The subtitle gives you an idea of the intriguing contents ahead: Lost Spaces, Secret Cities, and Other Inscrutable Geographies. Not only intriguing, but marvelous, pointed, surprising. I’ve read more in the nonfiction travel genre than in any other, so much so that I long ago found it hard to discover truly new areas of the globe. This book, which is more or less in the travel category, walloped me good. The most jaded geography-lover can find an abundance of very interesting material here. I don’t know how many of these 40-odd places Bonnett (an academic geographer) actually went to, but his library work has paid off in spades. If you think you know the world, this book is proof you don’t.
The section titles go further than the subtitle in organizing the stray threads, lone wolves and anomalies: “No Man’s Lands,” “Dead Cities,” “Enclosures and Breakaway Nations,” “Floating Islands,” and so on. It only took reading a few of these chapters, though, to realize that many subsections could easily be assigned to one or more alternate sections. These places are so unruly they can’t even abide Bonnett’s holding pens.
As for “Dead Cities,” who says you have to have an apocalypse to have a post-apocalyptic place? Wittenoom, an Australian desert ex-town, used to have one industry-asbestos mining. When they found out the real cost of the mineral, they cleared the town of people and made it forbidden property. Pripyat had the unfortunate distinction of sitting next to Chernobyl. It’s estimated it’ll be ready for humans again in about 900 years. The trees there are so badly mutated they don’t know how to grow toward the sun.
Familiar with the underground cities of Cappadocia, Turkey? The ones where the persecuted Christians lived centuries ago? People still live there now (and they did long before the Christians, too). They’ve always been good for those seeking safety. Now they’re just good, cheap housing. Over in Saudi Arabia, Old Mecca is about 95% gone. A tragedy, too, since that means that almost all of the Ottoman and Abbasid architecture is gone with it. The buildings raised too many questions about historical complexity that the current rulers of Mecca wanted to deal with. Manila treats its past differently. Overcrowding there has led to poor people living in a cemetery. This has been going on for years, in Manila and other crowded Third World cities. Some Filipinos object, some call it a sacrilege, but the families whose deceased relatives lie there generally like the arrangement, because the squatters take good care of the gravesites. It’s their way of “paying rent.” Not everybody rents, though. Foxes have moved into British cities in the last few decades. They’re so embedded now the Brits have given up trying to get rid of them. The humans have come around to the notion that it’s not that bad having foxes about. They’re in other cities around the world, too. Could they already be in Birmingham? It’s hard to know, as city foxes are nocturnal and spend almost all their time underground. If they are, can we learn from the Brits? Speaking of territory, according to international law, if your plane is registered in Norway (to take one country for example), even when you are in the air over the mid-Pacific, you’re still in Norway and you are bound by Norwegian law.
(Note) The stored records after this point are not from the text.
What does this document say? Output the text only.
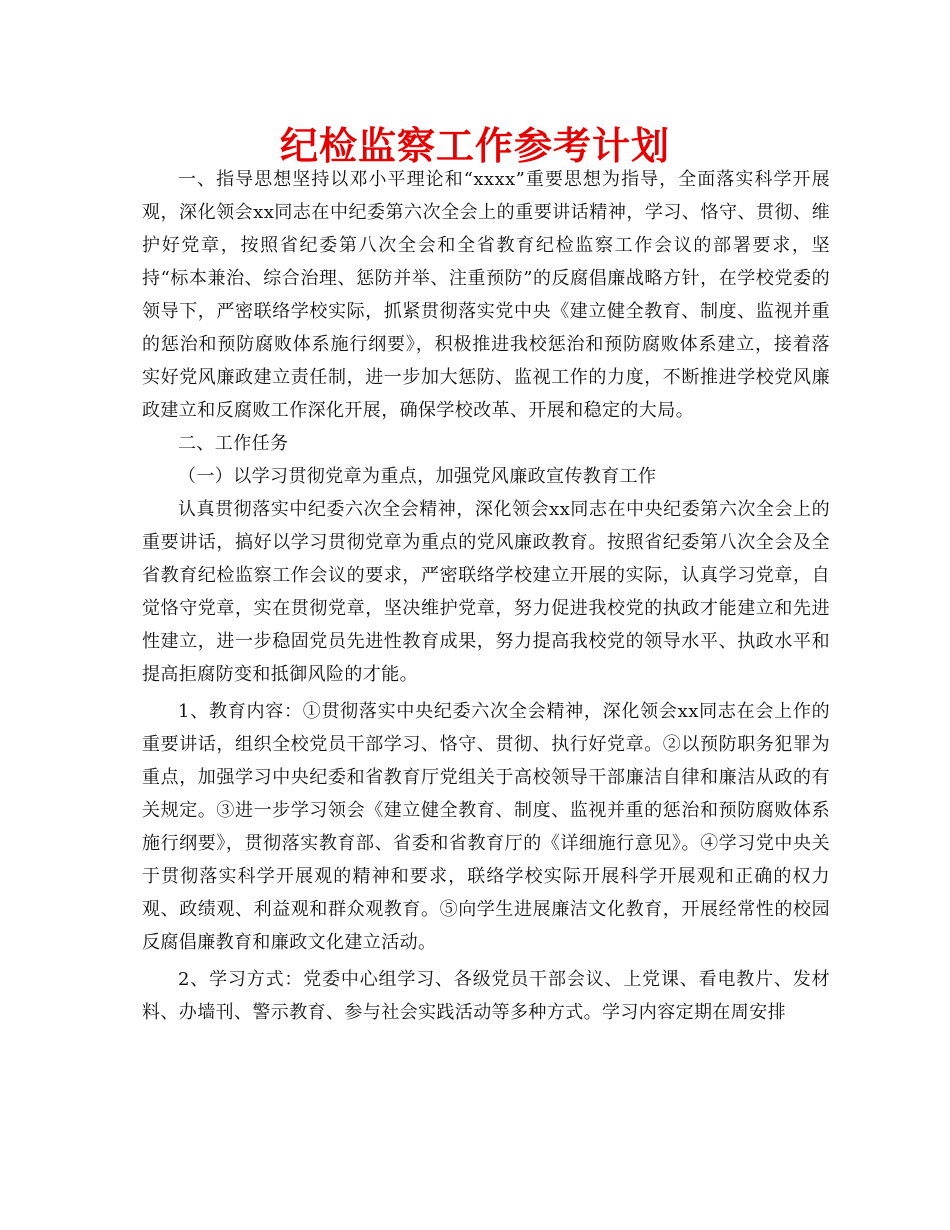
纪检监察工作参考计划

一、指导思想坚持以邓小平理论和“xxxx”重要思想为指导，全面落实科学开展观，深化领会xx同志在中纪委第六次全会上的重要讲话精神，学习、恪守、贯彻、维护好党章，按照省纪委第八次全会和全省教育纪检监察工作会议的部署要求，坚持“标本兼治、综合治理、惩防并举、注重预防”的反腐倡廉战略方针，在学校党委的领导下，严密联络学校实际，抓紧贯彻落实党中央《建立健全教育、制度、监视并重的惩治和预防腐败体系施行纲要》，积极推进我校惩治和预防腐败体系建立，接着落实好党风廉政建立责任制，进一步加大惩防、监视工作的力度，不断推进学校党风廉政建立和反腐败工作深化开展，确保学校改革、开展和稳定的大局。

二、工作任务

（一）以学习贯彻党章为重点，加强党风廉政宣传教育工作

认真贯彻落实中纪委六次全会精神，深化领会xx同志在中央纪委第六次全会上的重要讲话，搞好以学习贯彻党章为重点的党风廉政教育。按照省纪委第八次全会及全省教育纪检监察工作会议的要求，严密联络学校建立开展的实际，认真学习党章，自觉恪守党章，实在贯彻党章，坚决维护党章，努力促进我校党的执政才能建立和先进性建立，进一步稳固党员先进性教育成果，努力提高我校党的领导水平、执政水平和提高拒腐防变和抵御风险的才能。

1、教育内容：①贯彻落实中央纪委六次全会精神，深化领会xx同志在会上作的重要讲话，组织全校党员干部学习、恪守、贯彻、执行好党章。②以预防职务犯罪为重点，加强学习中央纪委和省教育厅党组关于高校领导干部廉洁自律和廉洁从政的有关规定。③进一步学习领会《建立健全教育、制度、监视并重的惩治和预防腐败体系施行纲要》，贯彻落实教育部、省委和省教育厅的《详细施行意见》。④学习党中央关于贯彻落实科学开展观的精神和要求，联络学校实际开展科学开展观和正确的权力观、政绩观、利益观和群众观教育。⑤向学生进展廉洁文化教育，开展经常性的校园反腐倡廉教育和廉政文化建立活动。

2、学习方式：党委中心组学习、各级党员干部会议、上党课、看电教片、发材料、办墙刊、警示教育、参与社会实践活动等多种方式。学习内容定期在周安排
Through it all, Alastair Bonnett is almost always fair and dispassionate. I do, however, disagree with him when he objects to Mount Athos, the Greek peninsula made up of monasteries that are off limits to women, even to most female animals. He chastises it for its exclusionary policies, but fails to mention convented women who do the same and for that matter the whole point of religious seclusion, which is primarily about avoiding worldly distractions.
But I can complain little about a book with so many wonders, so many fun obscurities. There’s humor, too, such as an account of British doggers, who do more than just walk in secluded woods and “professional pirates” in Somalia who’ve gotten tired of the hassles of traditional piracy.
In a world that threatens to become homogenized, bland and orderly, it’s good to know that millions of people have decided to remain, or become, defiantly different, often in ways that do no harm to anyone. They might show us new ways of living, or even prospering. And the author’s provided Google Earth coordinates, where possible, so you can see a digital picture of the more fascinating reality it represents. That reality is engagingly described here, and I’m very grateful for it.